The video game market crashed almost completely in 1984 because it was flooded with too many copies of poor-quality games that nobody wanted. It may crash again for a completely opposite reason: there are tons of fantastic games, "sleeper" titles without a big marketing push behind them, but nobody ever buys them, because you can't impulse-shop based on a store's future inventory. Catering only to the hardcore gamer is a bad move because it completely neglects the income that really adds up when a parent buys a game that "looks cute" for their kid, or when somebody who likes only one genre of game casually buys a game because the box makes it look like a particularily cool or fun interpretation of that genre. Most gamers tend to buy the newest games, beat them in a week, and then trade them back for another new game; those used copies are then snatched up quickly by people without so much disposable cash, and by people like me who collect them. This leaves little time for casual gamers to notice the game and buy it. The frenzy over preordering scares off such customers and adds an unneccesary hurdle keeping games from going truly mainstream.

END 'PREORDERING' RANT

So yeah, I bought Worms3D for Gamecube. It was buried in a box of new stuff that the store was unpacking at that moment and the employee happened to then say, "hey, Worms" at which point I pounced. ("Somebody was asking about this the other day," said the employee. "That was me," I said from behind the glass case of Super Nintendo games.) The sole reason that game was in that box in the first place is, I believe, because I had gone on a shorter version of the rant about how stupid it is that I couldn't buy a game that had been released just because I didn't tell the store ahead of time that I was going to. I was told that preordering indicates a demand for the title. "I'm the demand," I had said, gesturing to my wallet. Anyway, the point (heh) is that I bought the game on priciple even though I probably shouldn't have spent the money mostly to reward the store for actually stocking it.

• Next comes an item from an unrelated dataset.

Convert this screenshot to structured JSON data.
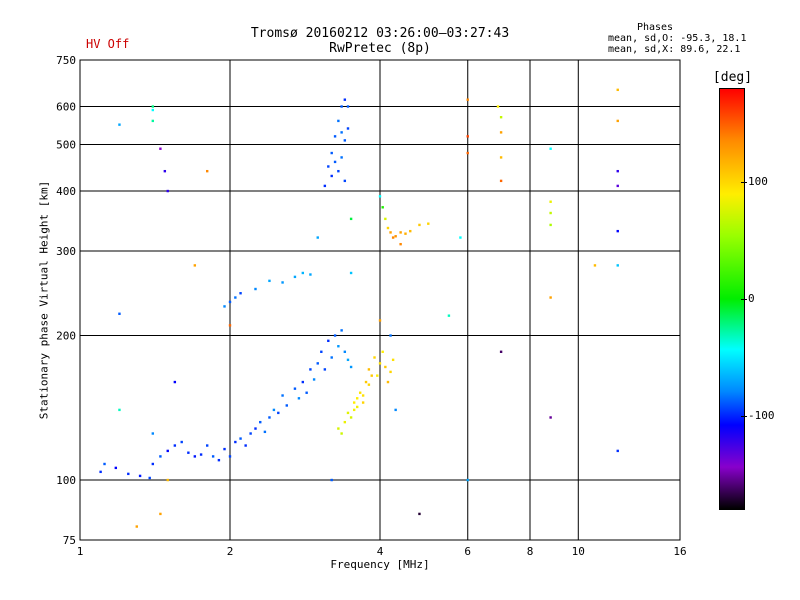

I'll probably write about it in more detail another time (lucky you!) because I'm still getting the hang of it, but Worms3D is great. It's really a bargain at the $30 suggested retail price, especially if you've played Worms in any of its 2D forms. It's remarkably faithful to the almost flawless Worms gameplay; it just adds another entire dimension, making for more hilarious turn-based blunders involving exploding sheep and bananas and such. Well done, Team 17.

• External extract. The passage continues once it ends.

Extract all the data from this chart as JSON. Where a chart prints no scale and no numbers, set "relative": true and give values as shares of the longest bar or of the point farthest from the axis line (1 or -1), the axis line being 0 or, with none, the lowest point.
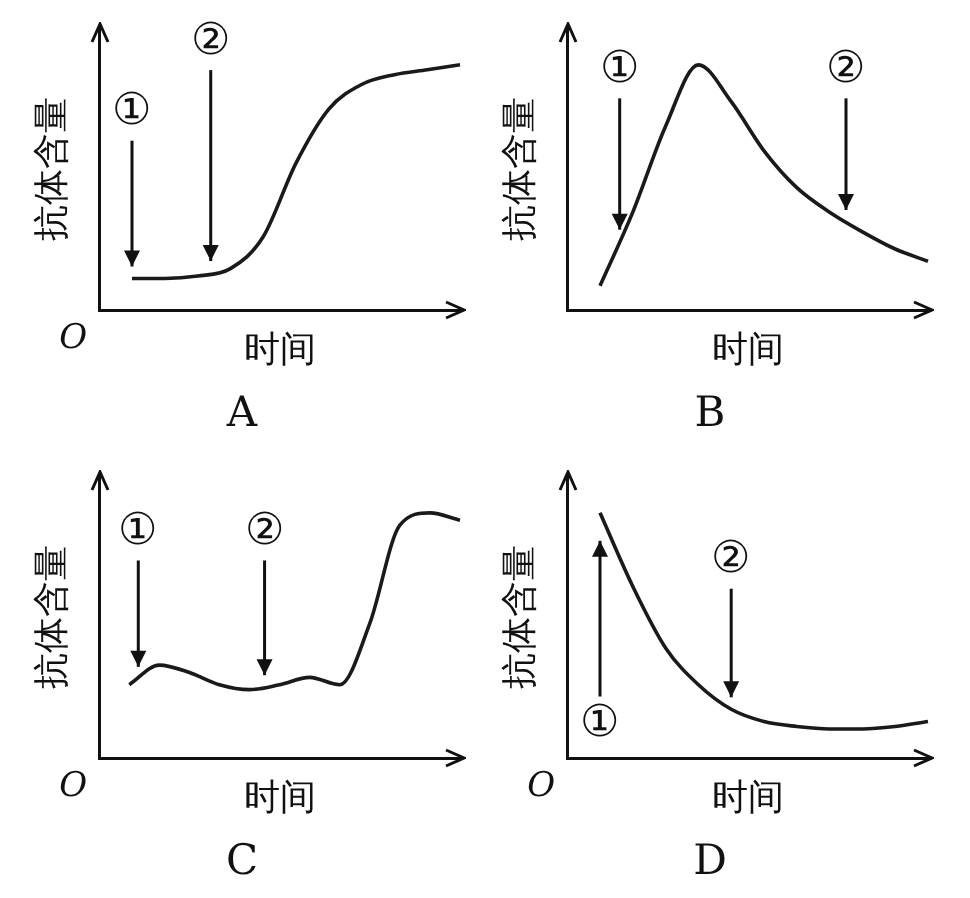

Hrm. Maybe I should start up another diary-- I mean, "blog"-- about games, just so I won't have to waste so much space on them here, huge part of my life though they may be. Perhaps I'll make that a part of my future website, which I do still plan to get up and running. Really. Maybe I can set aside some of my next check for domain registration and spare those of you without interest from my self-indulgent video game rants.